Throughout her doubles and singles matches, Daavettila was smiling and laughing with an extra skip in her step. Her carefree attitude was infectious, eliciting smiles from her teammates and a few chuckles from her coach. Even when her vocal singles opponent was shouting, the redhead shook her head, smiled, and decided to “not say anything and kill ‘em with kindness.”
Daavettila’s happy-go-lucky attitude sharply contrasts with her newbie doubles partner’s personality and that is why they have strong chemistry on and off the court. The two balance each other out, just like the personalities on the team as a whole balance out.
“Alle is very, very intense, and Sara tries to keep her loose,” head coach Brian Kalbas said. “Sara doesn’t take herself too seriously, and Alle takes herself very, very seriously.”
“Their personalities really gel well when they’re on the doubles court because they can help each other. Alle can help keep Sara a little more on task, and Sara can definitely keep her a little bit more relaxed and even keel.”
After the Tar Heels sealed the doubles point in a 6-3 win from Daavettila and Sanford on Court Two, the personalities on the team came out again in singles play when some Tar Heels lost sight of their theme of the season — be professional.
“At times, we were a little too emotional and a little too erratic with our play,” Kalbas said. “We’re playing these ACC teams. We got to expect that they’ll bring competitive fire and come at us because of where we position ourselves, we’re a target and a good opportunity for them.”
No. 93 sophomore Alexa Graham set the tone as “all business and really focused” through her 6-1, 6-2 singles win for a 2-0 lead, while some of the other players weren't as level headed.
No. 15 sophomore Makenna Jones in particular found it hard to keep her cool. After battling through her first set for a 7-5 win, her patience started to wear thin throughout the second set. At times, she started yelling at herself and threw her racquet against the wall or on the ground on the way to a 7-5, 7-5 win in two close sets.
Others lost concentration by doubting themselves. Sanford ultimately lost her singles match in a third set tiebreaker after a few miscalculation mistakes.

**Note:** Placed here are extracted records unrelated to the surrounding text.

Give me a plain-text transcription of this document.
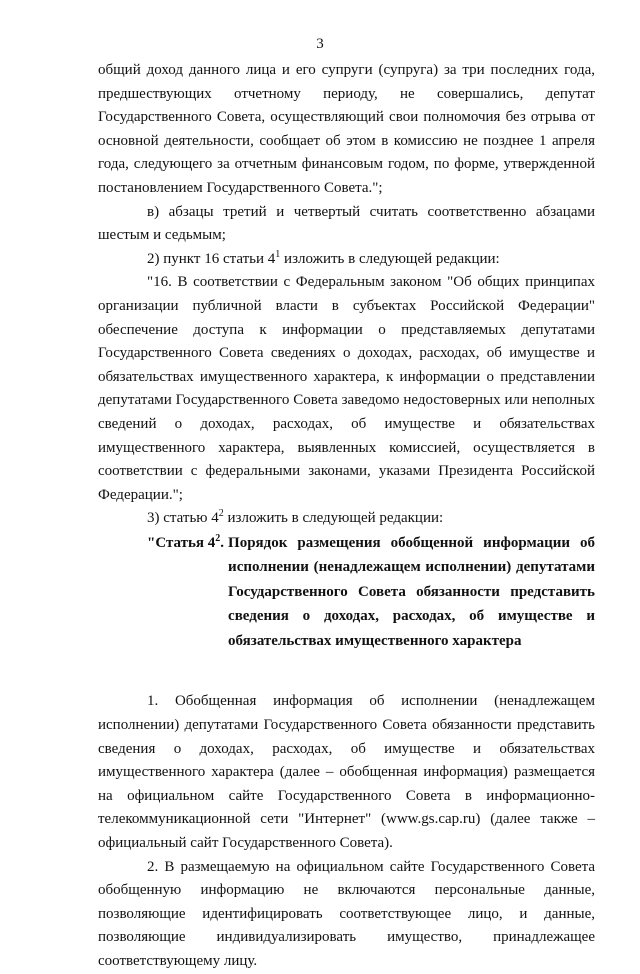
3

общий доход данного лица и его супруги (супруга) за три последних года, предшествующих отчетному периоду, не совершались, депутат Государственного Совета, осуществляющий свои полномочия без отрыва от основной деятельности, сообщает об этом в комиссию не позднее 1 апреля года, следующего за отчетным финансовым годом, по форме, утвержденной постановлением Государственного Совета.";

в) абзацы третий и четвертый считать соответственно абзацами шестым и седьмым;

2) пункт 16 статьи $4^1$ изложить в следующей редакции:

"16. В соответствии с Федеральным законом "Об общих принципах организации публичной власти в субъектах Российской Федерации" обеспечение доступа к информации о представляемых депутатами Государственного Совета сведениях о доходах, расходах, об имуществе и обязательствах имущественного характера, к информации о представлении депутатами Государственного Совета заведомо недостоверных или неполных сведений о доходах, расходах, об имуществе и обязательствах имущественного характера, выявленных комиссией, осуществляется в соответствии с федеральными законами, указами Президента Российской Федерации.";

3) статью $4^2$ изложить в следующей редакции:

"Статья $4^2$. Порядок размещения обобщенной информации об исполнении (ненадлежащем исполнении) депутатами Государственного Совета обязанности представить сведения о доходах, расходах, об имуществе и обязательствах имущественного характера

1. Обобщенная информация об исполнении (ненадлежащем исполнении) депутатами Государственного Совета обязанности представить сведения о доходах, расходах, об имуществе и обязательствах имущественного характера (далее – обобщенная информация) размещается на официальном сайте Государственного Совета в информационно-телекоммуникационной сети "Интернет" (www.gs.cap.ru) (далее также – официальный сайт Государственного Совета).

2. В размещаемую на официальном сайте Государственного Совета обобщенную информацию не включаются персональные данные, позволяющие идентифицировать соответствующее лицо, и данные, позволяющие индивидуализировать имущество, принадлежащее соответствующему лицу.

“When she lost the second set after being down 5-0 and won a couple games," Kalbas said, "I just wanted her to get off to a good start and kind of start playing her game, because she kind of retreated and stopped really believing in herself."
His pep talk worked but only for a short period of time. Sanford had a strong start to her third set, plowing her way to lead 5-0 but eventually let up — a mistake that would cost her the win 7-6 in the final set.
“She played a loose game and the tensity dropped, and the girl she played was very good,” Kalbas said. “You can’t do that, especially at one of the top positions.”
Despite the defeat of the No. 8 first-year, Kalbas still sees his team and his underclassmen prospering. The team just needs to work on keeping it all under control.
“They’re doing a great job of playing great tennis, working hard, coming in extra and improving," he said. "The present looks really good for us, and the future looks even better.”